Seafood for Health and Beauty
- Reduces weight. Consuming Omega-3 fish oil and combining it or following it with moderate aerobic exercises is found to speed up weight loss.
- Stimulates fat transporting enzymes and improves blood flow to the muscles. Alternatively, it helps the body to transport stored fat to body areas where it can be used as energy during exercise.
- Increases metabolic rate and tallies in the count of fat burned by the body. When your body is burning more fat (because the enzymes are stimulated) and you combine it with exercise, there is an increase in your intake of oxygen, and therefore an increase in your metabolic rate too. In this cycle of body processes, increased metabolic rate also means more fat is burned by your body.
- Regulates blood sugar and insulin levels. Insulin levels drop when you consume Omega 3 oil.
- Keeps hunger at bay.
- Reduces the risk or seriousness of ailments commonly associated with overweight or obesity.
- Decreases blood pressure and contributes to good cardiac health.
- You’ll live longer and look younger as antioxidants will work to reduce free radicals.
- Good for the eyes. Improves your vision. DHA, one of the Omega 3 fatty acids, protects the retina from macular degeneration.
Fish Facts In Diet
Seafood has fewer calories and less fat than red meat. Fish is one of the best fat-burning foods for women. In men too, low-calorie diets that include fish are found to ensure more weight loss than those without fish. Leading the trend is Europe’s Mediterranean Diet, which is now popular in the US too. It is a heart-healthy way to lose weight, while eating healthy fats, fresh and unprocessed foods and plenty of seafood.
Take Your Pick
- Tuna contains more fatty acids and quality protein to help burn excess body fat and balance blood sugar levels. It is heart friendly.
- Salmon is rich in natural astaxanthin and unsaturated fatty acids, which increases HDL and decreases LDL. It helps improve cardiovascular functions, controls cholesterol, burns fat and ensures healthy weight loss.
- Sardines are the best as they contain very high amounts of Omega-3 fatty acids.

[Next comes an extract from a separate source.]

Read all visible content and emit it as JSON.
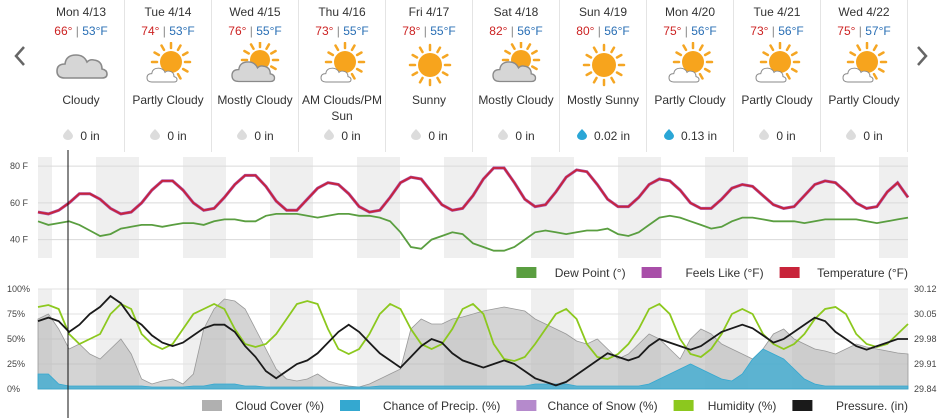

- Too much fish oil can be harmful, as fish contains high levels of methylmercury, a metal. It is so in larger fish, mackerel in particular, as they feed on smaller fishes which contain the metal. Other metals found in fish include lead, nickel, arsenic and cadmium. All of them are poisonous, in varying degrees.
- Fish must be cooked thoroughly and correctly, whatever be its kind. If weight loss is your aim, seafood has to be grilled, baked, steamed, boiled or broiled. Eating fish prepared incorrectly can only add calories. For example, frying or serving fish in heavy sauces does nothing but add on calories.